What to expect in this episode:
- Traditional psychology has taken a central role in recovery and treating addiction, but it may not be ideal.
- Psychotherapists often recommend AA or treatment because no progress can be made while in active addiction.
- Immersing in the recovery culture to help the psychology of recovery.
Psychology and Recovery
Its a newer phenomenon that psychotherapy and psychology has taken a central role in the world of recovery. Part of me is rubbed a little wrong by that. It’s not that I am anti-therapy, both my parents are psychologists I actually love psychology. I’m fascinated by it.

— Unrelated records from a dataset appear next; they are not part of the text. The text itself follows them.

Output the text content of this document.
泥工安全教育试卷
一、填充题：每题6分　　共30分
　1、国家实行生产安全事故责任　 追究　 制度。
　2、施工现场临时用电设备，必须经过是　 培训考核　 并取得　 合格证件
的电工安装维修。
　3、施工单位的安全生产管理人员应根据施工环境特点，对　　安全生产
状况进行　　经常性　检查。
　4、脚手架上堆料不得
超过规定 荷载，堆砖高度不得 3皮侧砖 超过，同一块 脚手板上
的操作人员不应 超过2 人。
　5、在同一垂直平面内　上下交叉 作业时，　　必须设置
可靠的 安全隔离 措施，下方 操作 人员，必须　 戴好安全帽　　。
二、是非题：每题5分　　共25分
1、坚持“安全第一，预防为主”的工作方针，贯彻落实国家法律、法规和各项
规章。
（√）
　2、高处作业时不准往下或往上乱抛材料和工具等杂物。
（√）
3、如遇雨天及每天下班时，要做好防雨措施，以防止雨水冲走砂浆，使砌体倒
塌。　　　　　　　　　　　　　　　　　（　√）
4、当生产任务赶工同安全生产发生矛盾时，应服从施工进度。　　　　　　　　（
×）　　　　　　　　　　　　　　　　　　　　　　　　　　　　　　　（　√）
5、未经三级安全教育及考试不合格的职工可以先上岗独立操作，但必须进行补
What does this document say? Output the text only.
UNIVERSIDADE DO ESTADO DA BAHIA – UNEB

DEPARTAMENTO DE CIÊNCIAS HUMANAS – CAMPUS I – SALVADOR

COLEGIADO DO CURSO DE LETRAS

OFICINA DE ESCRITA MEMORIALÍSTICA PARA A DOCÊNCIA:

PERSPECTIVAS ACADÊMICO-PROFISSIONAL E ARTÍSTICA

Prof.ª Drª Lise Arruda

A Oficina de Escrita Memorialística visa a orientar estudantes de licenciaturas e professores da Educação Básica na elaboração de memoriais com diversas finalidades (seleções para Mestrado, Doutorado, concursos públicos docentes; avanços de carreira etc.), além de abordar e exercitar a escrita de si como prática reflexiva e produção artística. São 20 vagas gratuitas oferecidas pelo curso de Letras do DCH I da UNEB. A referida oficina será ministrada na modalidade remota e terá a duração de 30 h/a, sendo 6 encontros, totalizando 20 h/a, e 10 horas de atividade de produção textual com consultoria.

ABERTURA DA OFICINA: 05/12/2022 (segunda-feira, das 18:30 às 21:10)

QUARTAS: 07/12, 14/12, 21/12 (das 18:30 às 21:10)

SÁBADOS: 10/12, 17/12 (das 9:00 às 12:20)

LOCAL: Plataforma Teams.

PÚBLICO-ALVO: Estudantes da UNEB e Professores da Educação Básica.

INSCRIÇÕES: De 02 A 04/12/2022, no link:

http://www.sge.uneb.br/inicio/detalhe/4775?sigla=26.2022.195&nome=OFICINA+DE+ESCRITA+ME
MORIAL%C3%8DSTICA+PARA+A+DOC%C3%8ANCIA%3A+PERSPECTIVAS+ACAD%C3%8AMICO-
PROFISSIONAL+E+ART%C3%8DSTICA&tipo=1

But traditionally, we have an understanding that individual Psychotherapy is not a very effective way to treat addiction.
Addiction Needs to Be Addressed for Better Mental Health
What you’ll find most commonly is somebody’s afraid to enter into the world of recovery for a variety of reasons, so they go see a therapist – maybe an addiction specialist or maybe just a therapist – and I think the most common story is somebody will see a therapist for months or even years while still continuing to engage in their addiction maybe with some improvement maybe with no improvement.
Eventually, that therapist will say – maybe in months maybe in years, “hey, I can’t continue in this therapeutic process until you do something about your addiction problem and I can’t help you with your addiction problem. You need to go to treatment or Alcoholics Anonymous.”
It’s kind of a shame to me that somebody might be in therapy for five, six, seven, eight years I would hope that therapists out there recommend that early, and I also understand that if the clients not willing to go into treatment or to seek out some recovery that the therapist is stuck.
Immersing in the Recovery Culture
In general, my belief (and this is complex in nuanced) is that people have to immerse themselves in a culture of recovery and integrate recovery as part of their identity as the primary task of recovery. And that’s up front.
Upfront I have to challenge myself to admit that I have an addiction problem that I’ve been unable to solve. Then I have to take on the task of saying, “Okay, I’m a person who suffers from addiction and in order to treat this condition, I need to be a person in recovery.”
I need to be a person who identifies myself as someone in recovery from this condition just like I would if I diabetes. If I had a horrible case of diabetes then my recovery from that, or even a cancer survivor, I would identify as a cancer survivor. It almost killed me!
I have to know that deeply about myself and it is the first and primary core task of recovery
Psychology in Later Recovery
Then therapy comes along in order to help me to better understand myself and treat the underlying emotional conditions that existed, maybe prior to my addiction. In all different dramas in different ways of being different blocks I had that caused me to suffer that I then use drugs and alcohol to treat. I think of therapy as by and large the later stages of recovery.
At first, I have to be a person in recovery then I can work on this other stuff because if I’m not a person to recover, continue to use I’m not going to get any therapeutic work done.
There are exceptions. The exceptions to that are if I have trauma and it’s so severe it’s getting in the way of me being able to identify as somebody in recovery. So if the psychological problem or even psychiatric problem is so severe that I can’t engage.
An easy example is if I have a really hard time regulating my emotions. Incredibly impulsive. It will be impossible for me to engage in recovery because I can’t sit still, I can’t stop talking, I can’t take it in, take information and reality in, so a specialist, a therapeutic specialist would have to come in and treat my Emotion Regulation Impulse Disorder in order for me to engage in recovery.